There is an existential Catch-22: We can’t care if we see and take things personally, yet faced with such enormities as Syria, we feel we can only take care of ourselves personally.
It’s true that “Donald Trump’s America does not care about Syria, or war crimes, or human rights.” But the hollowing out of America and the West did not begin with Trump; it has simply culminated in him and his ilk.
Just as George W. Bush paved the way for Obama, Obama paved the way for Trump. Barack wanted to pattern himself after Lincoln, but he presided over an America that had long ceased to care about anything except the personal realm, and he was not equipped to address it, to speak to the human heart. Don’t forget, President Obama sat on his hands over Syria for years.
Caught in journalistic immediacy, Trump-obsessed commentators have forgotten how dark the Bush-Cheney years were. The Obama presidency was a wasted interregnum, in the end a placeholder for a far darker manifestation.
Elites in the media and academia say with a straight face, “For the past year, American intellectuals have largely risen to the challenge…Mr. Trump’s foes are grappling with the forces behind his rise.” They have barely begun to do so.
Experts who see the present through their chosen lenses of the past can’t see what is happening in the world and with humankind, since their very specialization precludes them from realizing that there are times in history when the present breaks with the past.
We are in such a transition; the only question is: how deep does it go? It goes far deeper than Trump as an aberration, an anomaly, an ‘imposter’ who is asserting “radical American imperialism.” He is the logical end of conventional and respectable American imperialism.
The “American-led liberal international order” was dead on Trump’s arrival. Bush Senior was its apex; Bill Clinton it master finesser; and George Bush its true wrecking ball. Sadly, Barack Obama is already a footnote, while Donald Trump is the Il Duce clown more likely every week to plunge the world into an unimaginable war.
That which we cannot prevent we must prepare for. I don’t mean personally, in some survivalist delusion, but by thinking together from the heart about what comes next.

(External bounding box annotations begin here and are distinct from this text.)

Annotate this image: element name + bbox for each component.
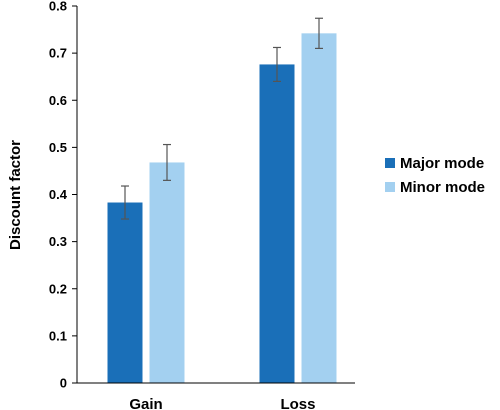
legend-swatch xyxy=(385,158,395,168)
legend-label: Major mode xyxy=(400,155,484,172)
legend-swatch xyxy=(385,182,395,192)
y-tick-label: 0 xyxy=(60,376,67,391)
x-category-label: Gain xyxy=(129,396,162,410)
y-axis-ticks: 0 0.1 0.2 0.3 0.4 0.5 0.6 0.7 0.8 xyxy=(49,0,77,391)
bars-group xyxy=(107,33,337,384)
y-tick-label: 0.3 xyxy=(49,234,67,249)
y-tick-label: 0.4 xyxy=(49,187,68,202)
bar-loss-minor-mode xyxy=(301,33,337,384)
legend: Major mode Minor mode xyxy=(385,155,485,196)
bar-gain-major-mode xyxy=(107,202,143,383)
y-axis-title: Discount factor xyxy=(7,140,24,250)
y-tick-label: 0.6 xyxy=(49,93,67,108)
bar-loss-major-mode xyxy=(259,64,295,383)
y-tick-label: 0.1 xyxy=(49,328,67,343)
legend-label: Minor mode xyxy=(400,179,485,196)
bar-gain-minor-mode xyxy=(149,162,185,383)
y-tick-label: 0.2 xyxy=(49,281,67,296)
y-tick-label: 0.7 xyxy=(49,46,67,61)
x-category-label: Loss xyxy=(280,396,315,410)
x-axis-labels: Gain Loss xyxy=(129,396,315,410)
y-tick-label: 0.8 xyxy=(49,0,67,14)
error-bars-group xyxy=(121,17,323,220)
y-tick-label: 0.5 xyxy=(49,140,67,155)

One of the worst underlying falsehoods of the drainstream media is that ordinary people only care about what they can relate to personally. Under that lie, the mass media has become propagandists of the personal, turning collective problems and challenges into sentimental mush.
The poobahs of the academia-media complex aren’t coming down from their ivory towers and high horses. They’re still pushing false and absurdly unreflective notions such as, “Democracy requires experts, but recent events cast doubt on whether our current crop of experts is up to the job.”
They are the “current crop of experts!” And when they spew such verbiage, which inherently does not “respect the ultimate power of the electorate to set the aims of the nation,” it’s no wonder the ‘populist’ mob finds aid and comfort in demagogic enemies of the people like Donald Trump.
The people, in America and beyond, know the old order is dead, and that evil is rearing its ugly head. We not only need new leaders, we need a redefinition of leadership, based not on the failing persuasions of the powerful, but on the insights of intelligence beyond the intellect, which is available to anyone.
Don’t make it personal, or take it personally. If you put everything at the same level, then the important things fall to the bottom.